Microsoft to Retire Client Access Rules Support in Exchange Online in 2023

Microsoft is getting ready to end support for Client Access Rules (CARs) in Exchange Online. The Exchange team has warned customers that support for this feature will be removed from the service in September 2023.

Client Access Rules allow IT admins to control access to their Exchange servers based on client properties or client access request types. CARs are not defined in Office 365 tenants by default, and administrators can manage them at the Exchange Management Shell level.

“Client Access Rules are like mail flow rules (also known as transport rules) for client connections to your Exchange Online organization. You can prevent clients from connecting to Exchange Online based on their IP address (IPv4 and IPv6), authentication type, and user property values, and the protocol, application, service, or resource that they’re using to connect,” the company explained.

Deprecation of Client Access Rules in Exchange Online to begin next month

Microsoft will start disabling Client Access Rules in organizations that no longer use it in October this year. The company plans to complete the migration process for all other tenants until September 2023.

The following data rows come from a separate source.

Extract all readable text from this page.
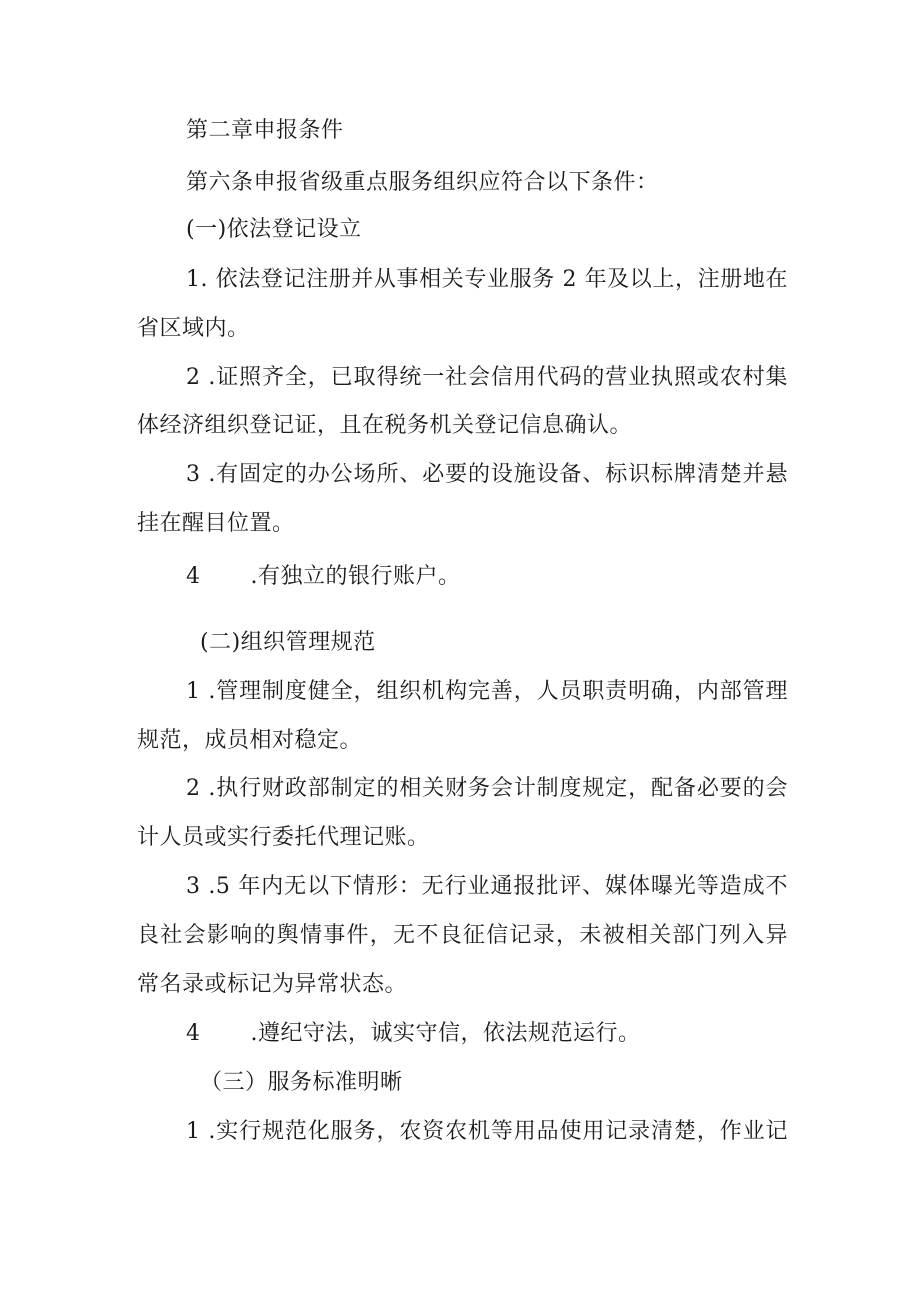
第二章申报条件
第六条申报省级重点服务组织应符合以下条件：
(一)依法登记设立
1. 依法登记注册并从事相关专业服务 2 年及以上，注册地在
省区域内。
2 .证照齐全，已取得统一社会信用代码的营业执照或农村集
体经济组织登记证，且在税务机关登记信息确认。
3 .有固定的办公场所、必要的设施设备、标识标牌清楚并悬
挂在醒目位置。
4 .有独立的银行账户。
(二)组织管理规范
1 .管理制度健全，组织机构完善，人员职责明确，内部管理
规范，成员相对稳定。
2 .执行财政部制定的相关财务会计制度规定，配备必要的会
计人员或实行委托代理记账。
3 .5 年内无以下情形：无行业通报批评、媒体曝光等造成不
良社会影响的舆情事件，无不良征信记录，未被相关部门列入异
常名录或标记为异常状态。
4 .遵纪守法，诚实守信，依法规范运行。
（三）服务标准明晰
1 .实行规范化服务，农资农机等用品使用记录清楚，作业记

In the meantime, Microsoft will help customers migrate from Client Access Rules to new access control capabilities like continuous access evaluation (CAE). The feature allows Azure Active Directory applications to subscribe to critical events. It helps IT admins to improve the security posture of their environment. CAE also reduces the amount of time before end users lose access to resources due to certain critical events.

In related news, Microsoft has also warned organizations that it will disable Basic Authentication support in Exchange Online on October 1. This change will impact popular protocols like IMAP, MAPI, POP, RPC, Offline Address Book (OAB), Exchange Web Services (EWS), Remote PowerShell, and Exchange ActiveSync (EAS).